Abstract

This study uses the long-term Climate Hazards Group InfraRed Precipitation with Station (CHIRPS) dataset with 0.05° spatial resolution to calculate the Standardized Precipitation Index (SPI) signal. The combination of Empirical Mode Decomposition (EMD), Detrended Fluctuation Analysis (DFA) and Deep Belief Network (DBN) as a hybrid model is applied to predict the SPI in the short and long term, i.e. lead times of one, six and twelve months. The performance of the hybrid EMD-DFA-DBN prediction model is evaluated against the hybrid EMD-DFA-MLP model and the stand-alone MLP (Multi-Layer Perceptron) and DBN models.

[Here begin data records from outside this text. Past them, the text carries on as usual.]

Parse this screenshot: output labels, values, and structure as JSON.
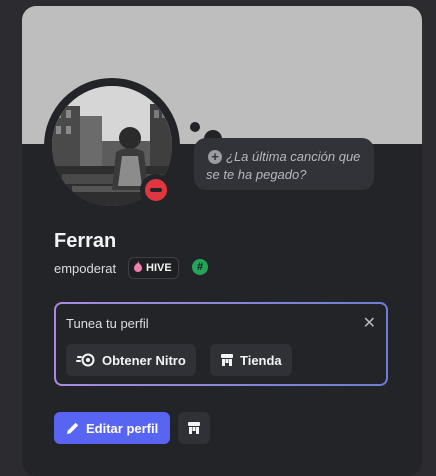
{
  "profile": {
    "display_name": "Ferran",
    "username": "empoderat",
    "status": "dnd",
    "status_color": "#e0363f",
    "banner_color": "#bebebe"
  },
  "custom_status": {
    "placeholder": "¿La última canción que se te ha pegado?",
    "icon": "plus-circle-icon"
  },
  "badges": {
    "guild_tag": "HIVE",
    "guild_tag_icon": "flame-icon",
    "hash_icon": "hash-icon",
    "hash_text": "#",
    "hash_color": "#23a55a"
  },
  "tune_panel": {
    "title": "Tunea tu perfil",
    "close_icon": "close-icon",
    "actions": [
      {
        "label": "Obtener Nitro",
        "icon": "nitro-icon"
      },
      {
        "label": "Tienda",
        "icon": "shop-icon"
      }
    ]
  },
  "buttons": {
    "edit_profile": "Editar perfil",
    "edit_icon": "pencil-icon",
    "shop_icon": "shop-icon",
    "accent": "#5865f2"
  }
}
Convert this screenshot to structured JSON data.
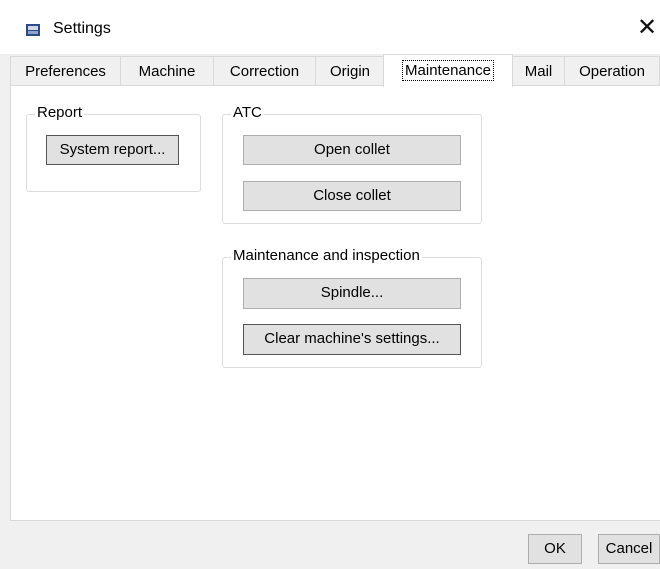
{
  "window": {
    "title": "Settings",
    "close_glyph": "✕",
    "icon": "settings-window-icon"
  },
  "tabs": [
    {
      "label": "Preferences",
      "active": false
    },
    {
      "label": "Machine",
      "active": false
    },
    {
      "label": "Correction",
      "active": false
    },
    {
      "label": "Origin",
      "active": false
    },
    {
      "label": "Maintenance",
      "active": true
    },
    {
      "label": "Mail",
      "active": false
    },
    {
      "label": "Operation",
      "active": false
    }
  ],
  "report_group": {
    "label": "Report",
    "system_report_button": "System report..."
  },
  "atc_group": {
    "label": "ATC",
    "open_collet_button": "Open collet",
    "close_collet_button": "Close collet"
  },
  "maintenance_group": {
    "label": "Maintenance and inspection",
    "spindle_button": "Spindle...",
    "clear_settings_button": "Clear machine's settings..."
  },
  "footer": {
    "ok_label": "OK",
    "cancel_label": "Cancel"
  }
}
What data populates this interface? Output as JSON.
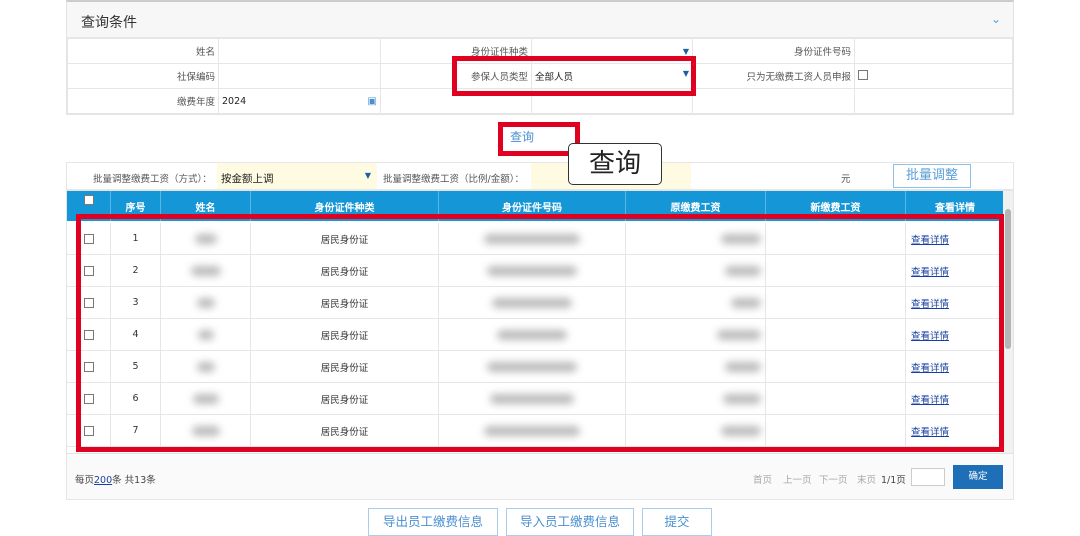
{
  "query_panel": {
    "title": "查询条件",
    "fields": {
      "name": "姓名",
      "id_type": "身份证件种类",
      "id_number": "身份证件号码",
      "social_code": "社保编码",
      "person_type": "参保人员类型",
      "person_type_value": "全部人员",
      "only_no_wage": "只为无缴费工资人员申报",
      "year": "缴费年度",
      "year_value": "2024"
    }
  },
  "query_button": "查询",
  "callout": "查询",
  "batch": {
    "method_label": "批量调整缴费工资（方式）：",
    "method_value": "按金额上调",
    "amount_label": "批量调整缴费工资（比例/金额）：",
    "unit": "元",
    "button": "批量调整"
  },
  "table": {
    "headers": [
      "序号",
      "姓名",
      "身份证件种类",
      "身份证件号码",
      "原缴费工资",
      "新缴费工资",
      "查看详情"
    ],
    "rows": [
      {
        "no": "1",
        "id_type": "居民身份证",
        "link": "查看详情"
      },
      {
        "no": "2",
        "id_type": "居民身份证",
        "link": "查看详情"
      },
      {
        "no": "3",
        "id_type": "居民身份证",
        "link": "查看详情"
      },
      {
        "no": "4",
        "id_type": "居民身份证",
        "link": "查看详情"
      },
      {
        "no": "5",
        "id_type": "居民身份证",
        "link": "查看详情"
      },
      {
        "no": "6",
        "id_type": "居民身份证",
        "link": "查看详情"
      },
      {
        "no": "7",
        "id_type": "居民身份证",
        "link": "查看详情"
      }
    ]
  },
  "pagination": {
    "per_page_prefix": "每页",
    "per_page": "200",
    "per_page_suffix": "条 共13条",
    "first": "首页",
    "prev": "上一页",
    "next": "下一页",
    "last": "末页",
    "page_info": "1/1页",
    "confirm": "确定"
  },
  "actions": {
    "export": "导出员工缴费信息",
    "import": "导入员工缴费信息",
    "submit": "提交"
  }
}
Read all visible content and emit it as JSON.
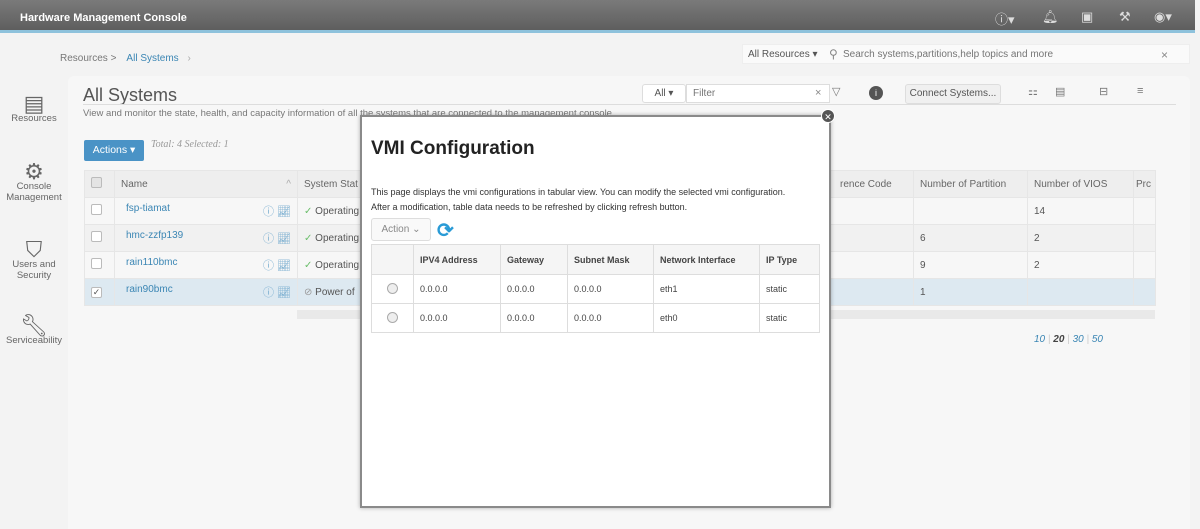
{
  "app": {
    "title": "Hardware Management Console"
  },
  "header_icons": [
    "help-icon",
    "bell-icon",
    "clipboard-icon",
    "wrench-icon",
    "user-icon"
  ],
  "sidebar": {
    "items": [
      {
        "label": "Resources",
        "icon": "server-icon"
      },
      {
        "label": "Console Management",
        "icon": "gear-list-icon"
      },
      {
        "label": "Users and Security",
        "icon": "shield-icon"
      },
      {
        "label": "Serviceability",
        "icon": "wrench-icon"
      }
    ]
  },
  "breadcrumb": {
    "parent": "Resources >",
    "current": "All Systems",
    "sep": "›"
  },
  "search": {
    "scope": "All Resources",
    "placeholder": "Search systems,partitions,help topics and more",
    "clear": "×"
  },
  "page": {
    "title": "All Systems",
    "description": "View and monitor the state, health, and capacity information of all the systems that are connected to the management console.",
    "actions": "Actions ▾",
    "total": "Total: 4 Selected: 1"
  },
  "toolbar": {
    "filter_scope": "All ▾",
    "filter_placeholder": "Filter",
    "connect": "Connect Systems..."
  },
  "systems": {
    "columns": [
      "Name",
      "System Stat",
      "rence Code",
      "Number of Partition",
      "Number of VIOS",
      "Prc"
    ],
    "rows": [
      {
        "name": "fsp-tiamat",
        "status": "Operating",
        "partitions": "",
        "vios": "14",
        "checked": false
      },
      {
        "name": "hmc-zzfp139",
        "status": "Operating",
        "partitions": "6",
        "vios": "2",
        "checked": false
      },
      {
        "name": "rain110bmc",
        "status": "Operating",
        "partitions": "9",
        "vios": "2",
        "checked": false
      },
      {
        "name": "rain90bmc",
        "status": "Power of",
        "partitions": "1",
        "vios": "",
        "checked": true
      }
    ]
  },
  "pagination": {
    "sizes": [
      "10",
      "20",
      "30",
      "50"
    ],
    "current": "20"
  },
  "modal": {
    "title": "VMI Configuration",
    "desc1": "This page displays the vmi configurations in tabular view. You can modify the selected vmi configuration.",
    "desc2": "After a modification, table data needs to be refreshed by clicking refresh button.",
    "action": "Action ⌄",
    "columns": [
      "IPV4 Address",
      "Gateway",
      "Subnet Mask",
      "Network Interface",
      "IP Type"
    ],
    "rows": [
      [
        "0.0.0.0",
        "0.0.0.0",
        "0.0.0.0",
        "eth1",
        "static"
      ],
      [
        "0.0.0.0",
        "0.0.0.0",
        "0.0.0.0",
        "eth0",
        "static"
      ]
    ]
  },
  "colors": {
    "accent": "#3b86b4",
    "header": "#5e5e5e",
    "refresh": "#2a9bd6"
  }
}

The SPI signal, reconstructed using the EMD-DFA pre-processing method, where the EMD method decomposes the SPI signal into Intrinsic Mode Functions (IMFs) and the DFA method separates high-frequency noisy IMFs from low-frequency useful ones (SNR ≈ 6.49, PSNR ≈ 15.85, CC ≈ 0.88), has lower noise than the original signal; this allows for more accurate predictions of the SPI signal: the DBN-based prediction, with the algorithm trained using the reconstructed SPI signal (CC ≈ 0.94–0.98, RMSE ≈ 0.23–0.38) is superior to that obtained with the algorithm trained using the original SPI signal (CC ≈ 0.87–0.90, RMSE ≈ 0.47–0.51), as well as the MLP-based prediction with training on the reconstructed SPI signal (CC ≈ 0.92–0.95, RMSE ≈ 0.24–0.42) or the original SPI signal (CC ≈ 0.87–0.88, RMSE ≈ 0.48–0.51). It is found that selecting an appropriate stopping criterion for the sifting process is crucial to correctly decompose and reconstruct SPI with the EMD-DFA method. Using the EMD-DFA-DBN hybrid model reduces the noise but preserves useful information in the SPI signal and allows for accurate prediction of drought through deep learning.